About
Apache Flink is one of the most popular stream processing frameworks. Apache Flink jobs run on clusters,
which are composed of two types of nodes: TaskManagers
and JobManagers
. While clusters typically consists of
multiple TaskManagers
, only reason to run multiple JobManagers is high availability. The jobs are submitted
to JobManager
by JobClient
, that compiles user application into dataflow graph which is understandable by JobManager
.
JobManager
then coordinates job execution: it splits the parallel units of a job
to TaskManagers
, manages heartbeats, triggers checkpoints, reacts to failures and much more.

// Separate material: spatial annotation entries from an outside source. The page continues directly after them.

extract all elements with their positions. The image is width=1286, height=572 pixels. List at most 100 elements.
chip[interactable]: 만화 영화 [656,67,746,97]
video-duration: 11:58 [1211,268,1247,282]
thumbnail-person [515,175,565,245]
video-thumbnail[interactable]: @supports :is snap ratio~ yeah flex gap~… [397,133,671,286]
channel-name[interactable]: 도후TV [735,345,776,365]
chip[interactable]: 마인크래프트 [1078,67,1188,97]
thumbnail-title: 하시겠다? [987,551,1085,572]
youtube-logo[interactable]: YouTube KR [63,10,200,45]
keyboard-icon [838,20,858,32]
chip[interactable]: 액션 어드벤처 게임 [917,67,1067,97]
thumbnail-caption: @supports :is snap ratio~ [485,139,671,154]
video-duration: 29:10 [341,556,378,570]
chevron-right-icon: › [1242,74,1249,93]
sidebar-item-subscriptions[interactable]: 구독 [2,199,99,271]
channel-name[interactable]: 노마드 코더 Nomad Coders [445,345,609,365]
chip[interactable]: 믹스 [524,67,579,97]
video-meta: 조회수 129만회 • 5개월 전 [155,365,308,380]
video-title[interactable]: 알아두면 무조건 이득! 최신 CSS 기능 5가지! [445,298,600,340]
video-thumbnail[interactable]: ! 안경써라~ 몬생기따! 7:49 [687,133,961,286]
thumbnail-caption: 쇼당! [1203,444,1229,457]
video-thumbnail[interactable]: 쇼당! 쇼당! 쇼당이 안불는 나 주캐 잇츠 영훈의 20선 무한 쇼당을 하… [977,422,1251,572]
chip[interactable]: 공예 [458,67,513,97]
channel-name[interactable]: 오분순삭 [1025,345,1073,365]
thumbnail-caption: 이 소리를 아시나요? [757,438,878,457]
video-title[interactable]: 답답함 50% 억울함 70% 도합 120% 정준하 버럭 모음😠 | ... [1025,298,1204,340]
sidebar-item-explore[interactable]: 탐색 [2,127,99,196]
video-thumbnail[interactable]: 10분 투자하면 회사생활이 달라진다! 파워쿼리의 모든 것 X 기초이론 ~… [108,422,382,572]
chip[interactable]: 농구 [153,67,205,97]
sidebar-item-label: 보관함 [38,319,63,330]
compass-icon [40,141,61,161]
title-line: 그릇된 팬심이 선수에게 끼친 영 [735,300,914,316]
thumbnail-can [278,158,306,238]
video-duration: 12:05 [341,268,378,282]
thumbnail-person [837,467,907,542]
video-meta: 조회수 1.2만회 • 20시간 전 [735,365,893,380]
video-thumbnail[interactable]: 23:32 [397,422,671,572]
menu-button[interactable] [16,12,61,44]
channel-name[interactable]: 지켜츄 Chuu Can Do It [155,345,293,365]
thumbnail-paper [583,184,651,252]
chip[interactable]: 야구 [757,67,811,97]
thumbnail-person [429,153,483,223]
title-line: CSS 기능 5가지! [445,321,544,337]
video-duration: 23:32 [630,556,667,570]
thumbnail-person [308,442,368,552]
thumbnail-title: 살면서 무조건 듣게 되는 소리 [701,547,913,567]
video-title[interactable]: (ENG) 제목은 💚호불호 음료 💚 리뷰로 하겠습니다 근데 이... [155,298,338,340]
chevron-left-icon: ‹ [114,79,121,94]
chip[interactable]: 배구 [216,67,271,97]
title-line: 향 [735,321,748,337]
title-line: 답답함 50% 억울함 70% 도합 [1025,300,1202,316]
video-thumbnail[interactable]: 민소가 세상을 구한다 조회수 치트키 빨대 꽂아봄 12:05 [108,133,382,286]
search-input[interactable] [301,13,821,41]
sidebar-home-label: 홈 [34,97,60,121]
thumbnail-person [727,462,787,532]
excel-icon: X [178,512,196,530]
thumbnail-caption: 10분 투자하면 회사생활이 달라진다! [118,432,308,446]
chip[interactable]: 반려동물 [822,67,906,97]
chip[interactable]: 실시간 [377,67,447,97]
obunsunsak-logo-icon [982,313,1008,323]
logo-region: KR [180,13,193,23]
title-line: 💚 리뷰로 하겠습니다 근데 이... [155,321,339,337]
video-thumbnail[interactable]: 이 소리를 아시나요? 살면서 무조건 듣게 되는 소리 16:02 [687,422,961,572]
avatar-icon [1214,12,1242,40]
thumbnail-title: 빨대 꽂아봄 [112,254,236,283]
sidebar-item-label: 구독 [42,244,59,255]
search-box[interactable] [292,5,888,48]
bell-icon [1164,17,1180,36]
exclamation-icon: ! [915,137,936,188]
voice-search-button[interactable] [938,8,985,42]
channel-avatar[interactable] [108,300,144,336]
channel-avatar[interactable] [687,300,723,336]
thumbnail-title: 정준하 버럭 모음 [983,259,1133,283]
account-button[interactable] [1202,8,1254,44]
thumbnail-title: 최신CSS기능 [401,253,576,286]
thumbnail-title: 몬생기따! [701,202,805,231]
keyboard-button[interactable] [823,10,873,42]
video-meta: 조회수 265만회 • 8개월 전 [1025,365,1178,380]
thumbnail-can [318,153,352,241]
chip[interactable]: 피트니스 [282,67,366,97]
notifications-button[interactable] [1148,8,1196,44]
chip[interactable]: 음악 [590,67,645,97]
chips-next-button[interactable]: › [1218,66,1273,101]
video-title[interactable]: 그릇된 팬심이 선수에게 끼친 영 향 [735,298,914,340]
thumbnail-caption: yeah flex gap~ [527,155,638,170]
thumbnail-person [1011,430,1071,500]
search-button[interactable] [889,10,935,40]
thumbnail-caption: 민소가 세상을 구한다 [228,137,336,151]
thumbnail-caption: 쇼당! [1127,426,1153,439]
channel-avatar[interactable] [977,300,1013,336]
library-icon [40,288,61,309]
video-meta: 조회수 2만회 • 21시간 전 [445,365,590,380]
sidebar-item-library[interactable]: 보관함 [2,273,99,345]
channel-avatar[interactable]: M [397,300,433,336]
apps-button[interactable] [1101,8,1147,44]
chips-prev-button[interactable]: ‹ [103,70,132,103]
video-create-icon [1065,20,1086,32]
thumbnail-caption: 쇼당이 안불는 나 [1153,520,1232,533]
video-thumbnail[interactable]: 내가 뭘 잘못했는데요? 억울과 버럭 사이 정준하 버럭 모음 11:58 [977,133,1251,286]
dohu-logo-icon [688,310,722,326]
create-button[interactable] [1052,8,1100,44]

Apache Flink has multiple deployment modes - Session Mode, Application Mode and Per-Job mode. The most popular
are Session Mode and Application Mode. Session Mode consists of a JobManager
managing multiple jobs sharing single
Flink cluster. In this mode, JobClient
is executed on a machine that submits the job to the cluster.
Application Mode is used where cluster is utilized for a single job. In this mode, JobClient
, where the main method runs,
is executed on the JobManager
.
Flink jobs read data from Sources
and write data to Sinks
. In contrast to systems like Apache Spark, Flink jobs can write
data to multiple places - they can have multiple Sinks
.
Lineage metadata for Flink 1.x and 2.x
While there is a single OpenLineage connector for Flink, it offers two distinct implementations for Flink versions 1.x and 2.x.
The Flink 1.x connector is built on the JobListener interface, which Flink uses to notify users about job submissions, successful completions, or failures.
However, JobListener
does not provide lineage metadata. Consequently, the OpenLineage integration depends on the Transformations from the job’s ExecutionEnvironment
.
To enable this functionality, modifications to the Flink job code are necessary to incorporate ExecutionEnvironment
within the OpenLineageFlinkJobListener
instance.
Additionally, this implementation does not support Flink SQL.
Conversely, the Flink 2.0 connector leverages Flink's native interfaces to access lineage metadata, which were introduced by FLIP-314. One of the advantages of this implementation is that it requires no changes to the job code and does support Flink SQL. Both implementations reside within the same package and share the same configuration options.